By Melissa Smith
A brindle Boxer named Lucy greets patrons as they drive up to the neon-lit stand to purchase tickets at the Henagar Drive-In. Cars, trucks and minivans then slowly make their way to find the prime viewing spots as children blow bubbles and play with glow sticks, waiting for the double-feature to begin.
Owner Lanita Price programs the movie to play before going down to the concession stand to help out as people begin to line up out the door and down the ramp.
Price built the Henagar Drive-In from the ground up in 1999. And, for the last five years, she has operated the theater with her daughter, Kayla Foote.
Even though it started sprinkling rain on this particular April Friday, moviegoers weren’t hindered by the elements. “We still roll in the rain,” Price says, laughing. That’s what they say when storms come in: The movies will keep playing as long as customers are comfortable staying. In fact, the only element the projector can’t shoot through is fog.
But while rain is no challenge for the outdoor movie show, time and technological changes within the industry have proven to be a different matter.
Tradition in transitionAfter 15 years of running a 35 mm projector, the drive-in faced a tough, and expensive, reality. Price decided it was time for an upgrade, and last year she purchased a digital projector for the drive-in. Now, instead of the giant rolls of film, movies come in the form of hard drives. “We ingest it in the projector,” Price says. “It’s date-coded, so once it’s done, you can’t view it anymore.” The movies can even be set up on a timer, so they basically run themselves.
According to Price, there are 373 drive-ins left in the country, and many of them still run on 35 mm, unlike their indoor cinema competitors. By the end of 2015, drive-in theaters will have to make a choice: convert to digital or shut down. “They’re going to have to shut down because they are doing away with film,” Price says.

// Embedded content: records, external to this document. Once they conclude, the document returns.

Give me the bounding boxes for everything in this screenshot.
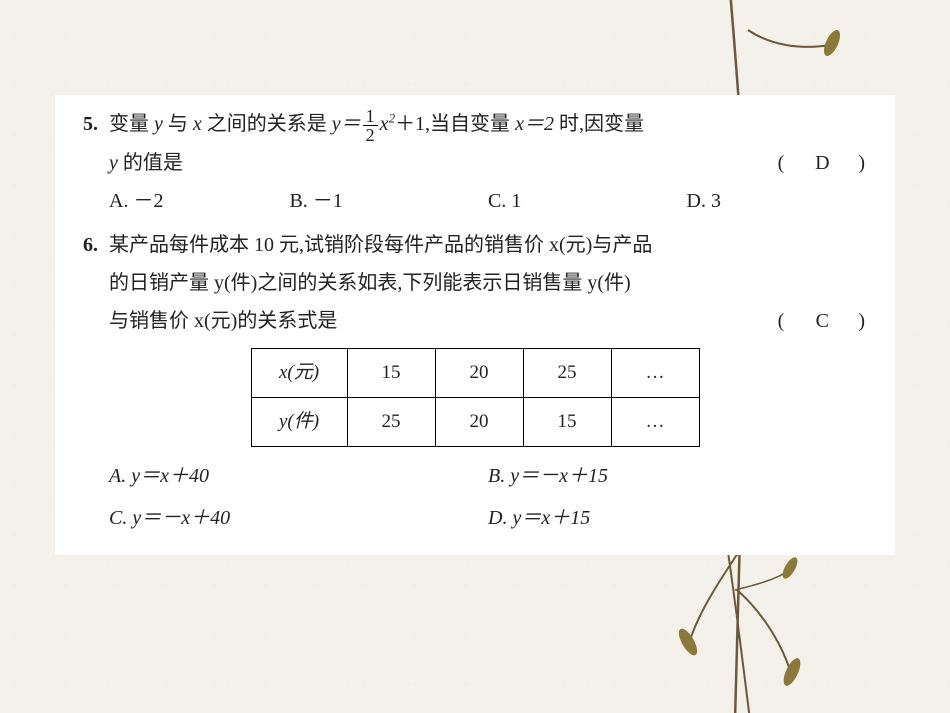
q5-x2-base: x: [380, 113, 389, 135]
question-5: 5. 变量 y 与 x 之间的关系是 y＝12x2＋1,当自变量 x＝2 时,因…: [83, 105, 867, 220]
q5-line2-text: 的值是: [118, 152, 183, 174]
q5-text-1: 变量: [109, 113, 154, 135]
q5-fraction: 12: [363, 107, 378, 144]
q5-frac-den: 2: [363, 126, 378, 144]
q5-options: A. －2 B. －1 C. 1 D. 3: [83, 182, 867, 220]
q5-stem-line2: y 的值是 ( D ): [83, 144, 867, 182]
q5-answer: D: [808, 144, 836, 182]
q6-option-b: B. y＝－x＋15: [488, 457, 867, 495]
q6-option-d: D. y＝x＋15: [488, 499, 867, 537]
row-header-y: y(件): [251, 398, 347, 447]
q5-eq-lhs: y＝: [332, 113, 361, 135]
q6-data-table: x(元) 15 20 25 … y(件) 25 20 15 …: [251, 348, 700, 447]
q5-option-a: A. －2: [109, 182, 289, 220]
q6-line3-row: 与销售价 x(元)的关系式是 ( C ): [83, 302, 867, 340]
q5-text-5: 时,因变量: [559, 113, 644, 135]
table-row-y: y(件) 25 20 15 …: [251, 398, 699, 447]
q5-var-x: x: [193, 113, 202, 135]
q6-line2: 的日销产量 y(件)之间的关系如表,下列能表示日销售量 y(件): [83, 264, 867, 302]
row-header-y-text: y(件): [279, 411, 319, 432]
q5-text-4: ＋1,当自变量: [395, 113, 515, 135]
q5-option-c: C. 1: [488, 182, 687, 220]
q5-number: 5.: [83, 105, 109, 144]
cell-x-0: 15: [347, 348, 435, 397]
q6-answer: C: [808, 302, 836, 340]
q6-number: 6.: [83, 226, 109, 264]
q6-answer-paren: ( C ): [778, 302, 867, 340]
cell-x-3: …: [611, 348, 699, 397]
q5-text-2: 与: [163, 113, 193, 135]
q6-line1-text: 某产品每件成本 10 元,试销阶段每件产品的销售价 x(元)与产品: [109, 234, 652, 256]
q5-answer-paren: ( D ): [778, 144, 867, 182]
exam-paper: 5. 变量 y 与 x 之间的关系是 y＝12x2＋1,当自变量 x＝2 时,因…: [55, 95, 895, 555]
q5-x-eq-2: x＝2: [515, 113, 559, 135]
q5-option-b: B. －1: [289, 182, 488, 220]
row-header-x: x(元): [251, 348, 347, 397]
row-header-x-text: x(元): [279, 362, 319, 383]
q6-line1: 某产品每件成本 10 元,试销阶段每件产品的销售价 x(元)与产品: [109, 226, 867, 264]
cell-y-2: 15: [523, 398, 611, 447]
cell-y-0: 25: [347, 398, 435, 447]
cell-x-1: 20: [435, 348, 523, 397]
table-row-x: x(元) 15 20 25 …: [251, 348, 699, 397]
q5-line2-y: y: [109, 152, 118, 174]
q5-text-3: 之间的关系是: [202, 113, 332, 135]
cell-y-3: …: [611, 398, 699, 447]
q5-var-y: y: [154, 113, 163, 135]
q5-option-d: D. 3: [687, 182, 867, 220]
q5-frac-num: 1: [363, 107, 378, 126]
q6-option-c: C. y＝－x＋40: [109, 499, 488, 537]
q5-stem-line1: 变量 y 与 x 之间的关系是 y＝12x2＋1,当自变量 x＝2 时,因变量: [109, 105, 867, 144]
q6-option-a: A. y＝x＋40: [109, 457, 488, 495]
q6-line3: 与销售价 x(元)的关系式是: [109, 302, 337, 340]
cell-y-1: 20: [435, 398, 523, 447]
question-6: 6. 某产品每件成本 10 元,试销阶段每件产品的销售价 x(元)与产品 的日销…: [83, 226, 867, 537]
cell-x-2: 25: [523, 348, 611, 397]
q6-options: A. y＝x＋40 B. y＝－x＋15 C. y＝－x＋40 D. y＝x＋1…: [83, 457, 867, 537]
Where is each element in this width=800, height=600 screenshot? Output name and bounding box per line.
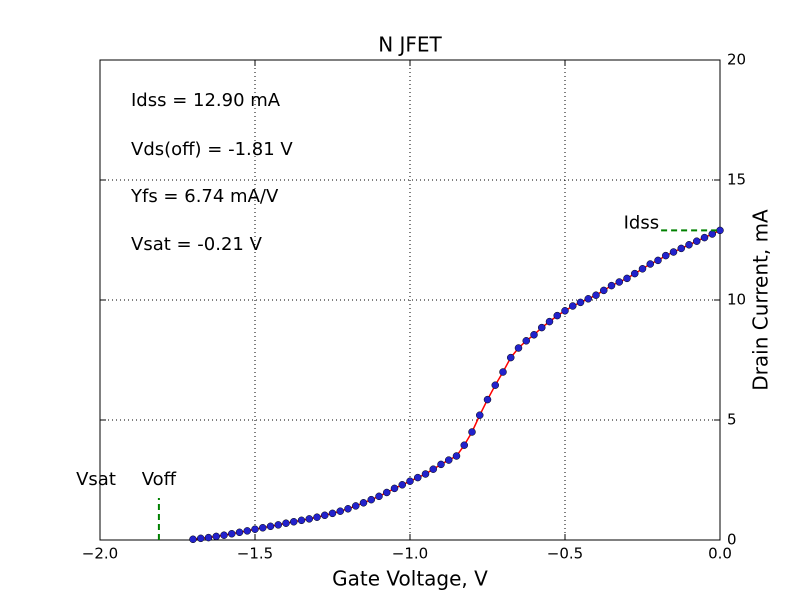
data-point xyxy=(297,516,306,525)
x-tick-label: −2.0 xyxy=(82,545,118,563)
data-point xyxy=(607,281,616,290)
plot-frame xyxy=(99,59,721,541)
y-tick-label: 15 xyxy=(727,171,746,189)
data-point xyxy=(243,527,251,535)
data-point xyxy=(693,237,701,245)
data-point xyxy=(406,477,414,485)
data-point xyxy=(476,411,484,419)
data-point xyxy=(615,278,623,286)
annotation: Vds(off) = -1.81 V xyxy=(131,139,293,160)
data-point xyxy=(352,502,360,510)
y-axis-label: Drain Current, mA xyxy=(749,209,773,391)
data-point xyxy=(414,473,422,482)
data-point xyxy=(662,251,670,260)
data-point xyxy=(452,452,461,460)
data-point xyxy=(514,344,523,352)
data-point xyxy=(584,295,592,303)
annotation: Idss = 12.90 mA xyxy=(131,90,281,111)
data-point xyxy=(677,244,685,253)
data-point xyxy=(576,298,585,307)
data-point xyxy=(437,460,445,469)
data-point xyxy=(468,428,476,436)
data-point xyxy=(646,260,654,268)
data-point xyxy=(708,230,716,238)
data-point xyxy=(654,256,662,265)
data-point xyxy=(274,521,282,529)
data-point xyxy=(429,465,437,473)
data-point xyxy=(212,532,220,541)
data-point xyxy=(375,492,383,501)
data-point xyxy=(460,441,468,449)
x-tick-label: −0.5 xyxy=(547,545,583,563)
data-point xyxy=(545,317,554,326)
data-point xyxy=(282,519,290,527)
data-point xyxy=(421,470,430,478)
data-point xyxy=(491,381,499,389)
data-point xyxy=(321,511,329,520)
data-point xyxy=(266,522,275,531)
data-point xyxy=(530,331,538,339)
x-tick-label: 0.0 xyxy=(708,545,732,563)
marker-label: Voff xyxy=(142,469,177,490)
data-point xyxy=(600,286,608,295)
data-point xyxy=(507,353,515,362)
data-point xyxy=(592,291,600,299)
y-tick-label: 20 xyxy=(727,51,746,69)
data-point xyxy=(344,505,352,513)
marker-label: Idss xyxy=(624,212,660,233)
x-tick-label: −1.5 xyxy=(237,545,273,563)
data-point xyxy=(251,525,259,533)
data-point xyxy=(359,499,368,507)
y-tick-label: 5 xyxy=(727,411,737,429)
annotation: Vsat = -0.21 V xyxy=(131,234,263,255)
data-point xyxy=(259,524,267,532)
data-point xyxy=(290,518,298,526)
data-point xyxy=(204,533,213,542)
chart-title: N JFET xyxy=(378,33,442,57)
data-point xyxy=(685,241,693,249)
data-point xyxy=(445,456,453,464)
data-point xyxy=(313,513,321,521)
annotation: Yfs = 6.74 mA/V xyxy=(130,186,279,207)
data-point xyxy=(367,495,375,504)
data-point xyxy=(638,265,647,273)
data-point xyxy=(569,302,577,310)
y-tick-label: 0 xyxy=(727,531,737,549)
data-point xyxy=(390,484,399,493)
data-point xyxy=(700,233,709,242)
data-point xyxy=(499,368,507,376)
data-point xyxy=(669,248,678,256)
data-point xyxy=(197,534,205,543)
data-point xyxy=(383,488,391,497)
data-point xyxy=(220,531,228,539)
y-tick-label: 10 xyxy=(727,291,746,309)
data-point xyxy=(553,311,561,320)
data-point xyxy=(561,307,569,315)
x-tick-label: −1.0 xyxy=(392,545,428,563)
data-point xyxy=(189,535,197,544)
data-point xyxy=(538,323,546,332)
data-point xyxy=(235,528,244,537)
data-point xyxy=(483,395,492,404)
data-point xyxy=(623,274,631,283)
data-point xyxy=(631,269,639,278)
data-point xyxy=(398,481,406,489)
data-point xyxy=(336,507,344,515)
data-point xyxy=(228,530,236,538)
marker-label: Vsat xyxy=(76,469,116,490)
data-point xyxy=(328,509,337,518)
data-point xyxy=(305,515,313,523)
data-point xyxy=(522,337,530,345)
x-axis-label: Gate Voltage, V xyxy=(332,567,488,591)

“This is my livelihood. It’s like my baby. We’ve been hit twice by tornados, and our regulars wanted us to build back,” Price says. “It was a choice of shutting down or taking a chance and keeping it going. It’s been a year since we’ve been digital.”
Moviegoers have remained true to the Henagar Drive-In, and Price says she doesn’t feel like the digital conversion necessarily brought in more business, but it certainly improves the quality of the movies.
The Henagar Drive-In is open year-round on weekends, but in the summer months, you can come enjoy a movie on Wednesday and Thursday as well.
Although business is steady throughout the year, in the colder months, there is a great opportunity for football fans who wish they could watch football on the big screen.
Last season, the drive-in showed the college football playoff and National Championship games on the big screen. “We had a good turnout,” Price says. “We opened the concession stand and charged $5 per car. It was a lot of fun.”
Well, sometimes wishes come true. And, it happens to be one of the biggest screens around. “Hopefully, by football season, we’ll be able to show more games,” Price says.
Regular shows will cost $5 per person. But if you have three or more people in a car, the cost is $15. Period. “We’ve had church vans come through, people crammed in the back of a truck, and they still just pay $15 for a double-feature,” Price says.
But, what’s the most unique form of transportation? “We’ve had a man come in on a horse,” Price says.
Moviegoers have certainly developed some creative — and comfortable — ways to enjoy the shows. During peak season, many people get out of their vehicles and sit in camping chairs, while others blow up air mattresses or lay in the beds of their trucks. “One time, we had a little boy who wanted to set up his tent. It wasn’t a really busy night, so we let him,” Price says.
Speaking of busy nights, the biggest movie crowd was the showing of the “Cars” movies. “We packed out three weekends in a row,” Price says. Following closely behind was attendance for the “Pirates of the Caribbean” and “Twilight” series. The drive-in can accommodate 250 vehicles, but they have never closed the gate or turned people away.
Charlene Smothers has worked at the drive-in for four years. She lives in Henagar, not far from the drive-in. “I’m a substitute teacher, and this is my secondary job,” Smothers says. She is usually running the cash register at the concession stand and says the drive-in employees feel like her own family.
Here’s something else to know about the Henagar Drive-In: Don’t make dinner plans before going.
They have hamburgers, chicken fingers, nachos, chicken sandwiches, hot dogs and fries. But, if you’re in the mood for just a snack, they’ve got hot, buttery popcorn, candy and even snow cones.
In fact, the food is so good, many people come through just to eat. But, be sure to get some caffeine because the movies sometimes end late. “I’ve had to wake people up before in their cars when it was time to go home,” Smothers says, laughing.